The hotel bed occupancy in Kenya’s beach hotels in 2010 was more than three million. This was the highest occupancy in years, leaving Kenya’s coast as the most popular destination for both domestic and foreign tourists. Ironically, less than one percent of this bed occupancy was in Wasini, despite the hundreds of visitors who frequented the island that year. This left Kassim Mwadui, the hotel manager of Wasini Mpunguti Lodge with meager revenue that could barely sustain the hotel, which is the biggest in Wasini Island.
Later in 2012, the hotels and restaurants sector expanded thrice as slowly as the previous year, dealing Mwadui and Wasini’s few other hoteliers an even bigger blow. Nearly ten years later in 2020 when Covid-19 struck, tourism literally sank into a coma, leaving the cash-strapped island even more penniless than before. Women were particularly hard hit, considering that they barely earn any direct revenue from fishing and tourism since the two sectors are male dominated.
Swabra, is the Chairlady of Wasini Women Group. She talks about the chronic effects of Covid-19 on the women of Wasini, “Ever since Covid-19 struck, our women have been leftstranded, wondering how to put sufficient food on their tables.”
She pauses and gazes to the heavens, “we have left everything to Allah.”
As the world learns to cope better with lingering effects of the corona virus pandemic, the resilience of communities like Wasini’s will be severely tested. They must recalibrate and adapt accordingly. Towards this end, there are three magical words that can unleash Wasini’s enormous potential – domestic marine ecotourism. Pardon me, there are three additional words that can similarly tap into this potential – better fish storage. These six words all embrace the blue economy with a tight grip that can inject more resilience into the livelihoods of Wasini residents.

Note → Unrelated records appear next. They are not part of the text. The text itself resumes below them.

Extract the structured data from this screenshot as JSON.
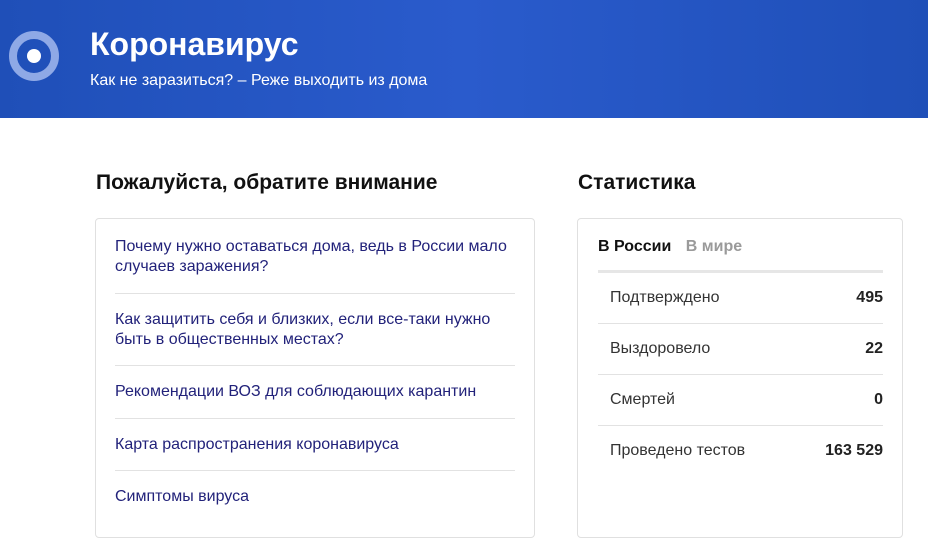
{
  "header": {
    "title": "Коронавирус",
    "subtitle": "Как не заразиться? – Реже выходить из дома",
    "logo_icon": "target-circle-icon",
    "colors": {
      "background": "#2152c4",
      "logo_outer": "#8fa9e6",
      "logo_inner": "#ffffff"
    }
  },
  "notice": {
    "heading": "Пожалуйста, обратите внимание",
    "items": [
      {
        "label": "Почему нужно оставаться дома, ведь в России мало случаев заражения?"
      },
      {
        "label": "Как защитить себя и близких, если все-таки нужно быть в общественных местах?"
      },
      {
        "label": "Рекомендации ВОЗ для соблюдающих карантин"
      },
      {
        "label": "Карта распространения коронавируса"
      },
      {
        "label": "Симптомы вируса"
      }
    ],
    "link_color": "#22227a"
  },
  "stats": {
    "heading": "Статистика",
    "tabs": [
      {
        "label": "В России",
        "active": true
      },
      {
        "label": "В мире",
        "active": false
      }
    ],
    "rows": [
      {
        "label": "Подтверждено",
        "value": "495"
      },
      {
        "label": "Выздоровело",
        "value": "22"
      },
      {
        "label": "Смертей",
        "value": "0"
      },
      {
        "label": "Проведено тестов",
        "value": "163 529"
      }
    ]
  }
}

The Food and Agriculture Organization (FAO) reports that frozen storage of fish can grant fish storage life of more than a year. If fishermen in Wasini Island will be able to store their fish for months as opposed to hours, they can be able to sell their fish more profitably to both local and foreign markets. However, they cannot explore highly efficient storage options without reliable energy. Currently, the island is not connected to the national grid, which means that large scale frozen storage of fish is practically impossible. There is therefore an urgent need for Wasini and other coastal communities in Kenya to be granted sustainable and reliable energy solutions.
Such energy solutions will greatly benefit fishermen like Hashim. Stocky and 5.6 feet tall and wearing white shorts plus a Barcelona T-shirt, Hashim has an easy smile and a quiet personality. He is a high school dropout but highly experienced and knowledgeable in fishing.
‘I have been fishing ever since I started walking,’ he says quietly, ‘my favorite fish are the little mackerels. I just love them!’
The day that frozen fish storage will become a reality for Hashim is the day that his artisanal fishery will begin to give him much better revenue. He will no longer have to sell fish within hours of catching them, at throw-away prices.
Even better would be the availability of a deep-sea fishing vessel for Wasini. It would capture incomparably more fish than those captured by artisanal fishers like Hashim.
Hopefully, such a vessel will dock on Wasini’s shores during Hashim’s lifetime. But in case that doesn’t happen, the frozen fish storage should become a reality before his two-week-old daughter turns one. Meanwhile, he prays every day for tourists to start pouring again into Wasini so that his part time job as a waiter at Wasini Mpunguto Lodge can stretch into life.